Peter Voicke is stepping down after six years as the executive vice president of the International Finance Corporation, the private sector arm of the World Bank. He says the IFC has promoted private sector investments in the former communist countries of Eastern Europe and Central Asia, and has provided assistance and advice to governments and businesses.
In an interview with VOA, Mr. Voicke said the IFC has been heavily involved in improving the investment climate in the region.
Russia, says Mr. Voicke, is one of IFC's major clients.
"In Russia, we have a very diversified portfolio," he said. "We are looking now at the finance of natural gas industry. [We] have financed transportation companies. Initially, we provided long-term loan to a company, Logar Dnjeper, a very innovative freight airline. We are in logistic companies, which do oil transportation, railway companies, in glass manufacturing. We would love to invest more in the financial sector.
"In Russia, you have a relatively weak financial sector," Mr. Voicke went on to say. "There are a lot of small banks; we have already supported some of them. Then you have some oligarch banks, big spare banks and big merchant banks, the National Bank. The financial market is one where IFC could provide a lot of investments."

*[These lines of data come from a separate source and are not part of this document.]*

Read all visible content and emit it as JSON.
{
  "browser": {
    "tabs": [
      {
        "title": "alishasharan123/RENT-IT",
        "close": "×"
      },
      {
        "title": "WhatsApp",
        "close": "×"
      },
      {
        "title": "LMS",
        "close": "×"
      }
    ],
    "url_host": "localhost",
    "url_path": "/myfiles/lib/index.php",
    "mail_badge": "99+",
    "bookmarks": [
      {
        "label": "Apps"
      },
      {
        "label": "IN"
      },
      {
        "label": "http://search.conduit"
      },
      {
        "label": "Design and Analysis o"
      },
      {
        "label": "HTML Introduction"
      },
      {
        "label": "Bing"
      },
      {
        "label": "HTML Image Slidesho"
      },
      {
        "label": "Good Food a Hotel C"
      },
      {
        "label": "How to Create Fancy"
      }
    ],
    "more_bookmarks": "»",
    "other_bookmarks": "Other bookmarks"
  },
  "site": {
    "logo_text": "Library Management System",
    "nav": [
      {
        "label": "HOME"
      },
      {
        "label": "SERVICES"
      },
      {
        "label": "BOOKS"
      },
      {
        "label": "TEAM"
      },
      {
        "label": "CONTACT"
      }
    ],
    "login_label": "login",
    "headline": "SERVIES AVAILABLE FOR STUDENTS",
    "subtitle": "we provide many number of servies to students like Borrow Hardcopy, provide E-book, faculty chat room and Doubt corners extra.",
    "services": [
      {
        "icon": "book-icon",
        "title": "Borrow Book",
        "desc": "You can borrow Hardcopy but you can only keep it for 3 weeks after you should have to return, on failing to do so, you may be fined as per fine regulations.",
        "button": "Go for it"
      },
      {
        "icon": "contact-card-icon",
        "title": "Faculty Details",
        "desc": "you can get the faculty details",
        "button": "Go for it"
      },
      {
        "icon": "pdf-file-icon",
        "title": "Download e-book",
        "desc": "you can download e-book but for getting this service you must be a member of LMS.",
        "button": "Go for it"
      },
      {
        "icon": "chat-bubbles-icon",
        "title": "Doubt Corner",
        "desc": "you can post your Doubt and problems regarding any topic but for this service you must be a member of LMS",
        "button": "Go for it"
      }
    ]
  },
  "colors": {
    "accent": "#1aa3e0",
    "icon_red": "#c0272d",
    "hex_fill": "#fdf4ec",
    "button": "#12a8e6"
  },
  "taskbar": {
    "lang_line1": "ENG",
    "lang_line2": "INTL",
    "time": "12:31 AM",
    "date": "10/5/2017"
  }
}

Mr. Voicke sees a great potential for foreign investments in Ukraine, especially in the agricultural processing sector, following recent political changes.
Mr. Voicke says the wars and upheavals of the 1990s have complicated the economic transformation of southeastern Europe. Over the last 10-to-15 years, the IFC, according to Mr. Voicke, has been instrumental in assisting the development of the private sector and improving the business sector in the region. The IFC has invested in infrastructure and private companies, with the hope that, eventually, these companies would become competitive and profitable. It has implemented new business models to better serve the small economies of Albania, Croatia, Macedonia and Serbia and Montenegro.

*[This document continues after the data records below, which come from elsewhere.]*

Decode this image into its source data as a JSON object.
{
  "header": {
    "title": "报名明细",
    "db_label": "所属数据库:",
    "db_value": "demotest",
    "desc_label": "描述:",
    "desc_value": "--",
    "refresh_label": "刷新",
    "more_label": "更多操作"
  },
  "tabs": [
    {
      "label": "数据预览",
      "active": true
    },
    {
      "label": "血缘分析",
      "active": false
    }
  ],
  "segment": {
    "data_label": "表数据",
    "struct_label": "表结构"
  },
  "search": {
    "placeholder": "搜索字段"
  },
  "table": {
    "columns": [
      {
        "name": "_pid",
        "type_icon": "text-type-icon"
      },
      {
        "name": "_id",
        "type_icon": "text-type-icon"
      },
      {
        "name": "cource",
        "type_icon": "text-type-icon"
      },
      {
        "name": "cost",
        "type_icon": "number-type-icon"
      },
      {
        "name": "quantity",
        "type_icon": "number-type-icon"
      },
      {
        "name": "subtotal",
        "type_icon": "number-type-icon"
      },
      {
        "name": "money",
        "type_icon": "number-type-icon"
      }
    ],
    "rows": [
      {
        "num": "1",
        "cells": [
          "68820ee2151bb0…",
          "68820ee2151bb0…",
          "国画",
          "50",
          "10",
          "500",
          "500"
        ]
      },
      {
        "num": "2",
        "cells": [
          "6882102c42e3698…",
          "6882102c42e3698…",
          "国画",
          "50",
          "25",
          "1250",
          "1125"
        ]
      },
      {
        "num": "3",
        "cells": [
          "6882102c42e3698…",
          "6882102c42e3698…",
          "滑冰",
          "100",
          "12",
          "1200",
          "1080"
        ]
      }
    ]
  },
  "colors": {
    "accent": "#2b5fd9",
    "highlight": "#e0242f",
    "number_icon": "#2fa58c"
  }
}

"There is an increasing need for IFC to help develop small and medium companies," he said. "We have tried to invest in local financial markets, in commercial banks and investment banks, to make them more adaptable to better serve smaller-sized companies."
It is important, says Mr. Voicke, that southeastern European countries cooperate and launch joint projects, particularly in infrastructure. This way, they have a better chance of securing financing and foreign investments, which will benefit the entire region.

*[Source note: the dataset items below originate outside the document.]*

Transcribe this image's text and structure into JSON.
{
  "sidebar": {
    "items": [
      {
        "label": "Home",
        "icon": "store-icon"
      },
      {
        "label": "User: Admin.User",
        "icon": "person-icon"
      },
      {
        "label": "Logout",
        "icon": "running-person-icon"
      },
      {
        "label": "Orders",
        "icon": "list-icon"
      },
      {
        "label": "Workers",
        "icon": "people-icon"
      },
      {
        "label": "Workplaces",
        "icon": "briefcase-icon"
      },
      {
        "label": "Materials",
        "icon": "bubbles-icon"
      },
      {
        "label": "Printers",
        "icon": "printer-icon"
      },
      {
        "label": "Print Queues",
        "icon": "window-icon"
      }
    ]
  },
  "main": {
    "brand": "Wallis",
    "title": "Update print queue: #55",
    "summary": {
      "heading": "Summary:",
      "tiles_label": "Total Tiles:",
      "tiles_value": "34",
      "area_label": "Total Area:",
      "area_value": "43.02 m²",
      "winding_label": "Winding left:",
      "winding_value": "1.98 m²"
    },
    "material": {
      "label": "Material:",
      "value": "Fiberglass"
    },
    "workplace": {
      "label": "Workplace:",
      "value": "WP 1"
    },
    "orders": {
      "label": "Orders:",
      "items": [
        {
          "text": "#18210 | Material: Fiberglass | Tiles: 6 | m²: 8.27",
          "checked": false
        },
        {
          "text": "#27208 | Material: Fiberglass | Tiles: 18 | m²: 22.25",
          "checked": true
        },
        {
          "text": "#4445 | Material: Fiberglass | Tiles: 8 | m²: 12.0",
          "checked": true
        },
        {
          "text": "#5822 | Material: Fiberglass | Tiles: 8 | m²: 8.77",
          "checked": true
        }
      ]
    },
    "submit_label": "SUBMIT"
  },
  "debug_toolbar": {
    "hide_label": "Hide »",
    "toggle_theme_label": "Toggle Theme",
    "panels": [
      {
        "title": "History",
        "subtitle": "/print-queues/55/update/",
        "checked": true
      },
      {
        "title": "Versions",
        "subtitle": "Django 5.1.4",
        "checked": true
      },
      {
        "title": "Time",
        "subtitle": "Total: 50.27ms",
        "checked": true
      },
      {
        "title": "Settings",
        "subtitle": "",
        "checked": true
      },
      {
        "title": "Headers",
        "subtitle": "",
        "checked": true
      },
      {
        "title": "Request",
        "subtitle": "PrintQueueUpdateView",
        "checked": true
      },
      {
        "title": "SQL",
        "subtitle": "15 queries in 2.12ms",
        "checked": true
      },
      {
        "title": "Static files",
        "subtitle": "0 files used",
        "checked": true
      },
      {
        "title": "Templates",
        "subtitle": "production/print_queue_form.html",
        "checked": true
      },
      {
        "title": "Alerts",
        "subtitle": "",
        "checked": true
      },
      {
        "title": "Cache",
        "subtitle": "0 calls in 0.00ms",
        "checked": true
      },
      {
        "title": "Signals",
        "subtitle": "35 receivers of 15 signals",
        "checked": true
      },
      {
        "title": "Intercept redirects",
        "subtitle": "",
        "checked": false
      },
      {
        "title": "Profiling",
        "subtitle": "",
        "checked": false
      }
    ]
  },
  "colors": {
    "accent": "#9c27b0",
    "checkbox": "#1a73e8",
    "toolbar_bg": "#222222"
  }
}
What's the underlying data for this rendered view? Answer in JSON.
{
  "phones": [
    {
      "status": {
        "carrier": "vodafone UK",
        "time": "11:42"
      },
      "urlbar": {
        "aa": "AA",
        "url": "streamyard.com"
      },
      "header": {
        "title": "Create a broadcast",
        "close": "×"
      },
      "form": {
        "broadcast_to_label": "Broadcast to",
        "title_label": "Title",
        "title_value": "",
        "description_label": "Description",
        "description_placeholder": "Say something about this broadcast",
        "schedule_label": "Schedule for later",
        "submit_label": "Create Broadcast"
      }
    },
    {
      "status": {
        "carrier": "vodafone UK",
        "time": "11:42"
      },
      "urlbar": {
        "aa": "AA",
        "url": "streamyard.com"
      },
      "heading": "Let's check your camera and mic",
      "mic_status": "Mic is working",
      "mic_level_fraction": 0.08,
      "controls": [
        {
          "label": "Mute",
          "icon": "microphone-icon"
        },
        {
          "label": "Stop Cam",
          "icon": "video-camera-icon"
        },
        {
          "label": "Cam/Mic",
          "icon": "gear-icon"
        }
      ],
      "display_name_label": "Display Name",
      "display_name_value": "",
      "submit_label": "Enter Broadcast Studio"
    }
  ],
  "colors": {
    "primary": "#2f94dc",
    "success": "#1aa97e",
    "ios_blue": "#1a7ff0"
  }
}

"We have talked to the governments, have fostered the idea of more regional integration, should these countries want to join the EU," he added. "Also, in order to attract real infrastructure projects, I think the region needs to have to think regionally."
Mr. Voicke warns pervasive corruption is a serious impediment to the economic growth of Russia and the other Eastern European countries. While most of these countries have created structures to fight corruption, they have been stymied in their effort to eradicate it. He says corruption, which is also fueled by bureaucracy and government regulations, adds to the cost of doing business in the region.
"If you need to have 50 permits to open a business, you do not want to go to all these permits, you are tempted to pay off the people who issue the permits, so as to get things done," he explained.
He says the region's record in fighting corruption has been mixed. He says authorities should reduce and simplify business and investment regulations.
On the other hand, Mr. Voicke adds he is encouraged that many companies, which have refused to pay bribes and engage in corrupt deals, have been quite successful.
Mr. Voicke predicts that, over the next 10 years, Russia, Ukraine and other Eastern European countries will experience rapid economic growth. And the International Finance Corporation, he says, will continue to invest in the region.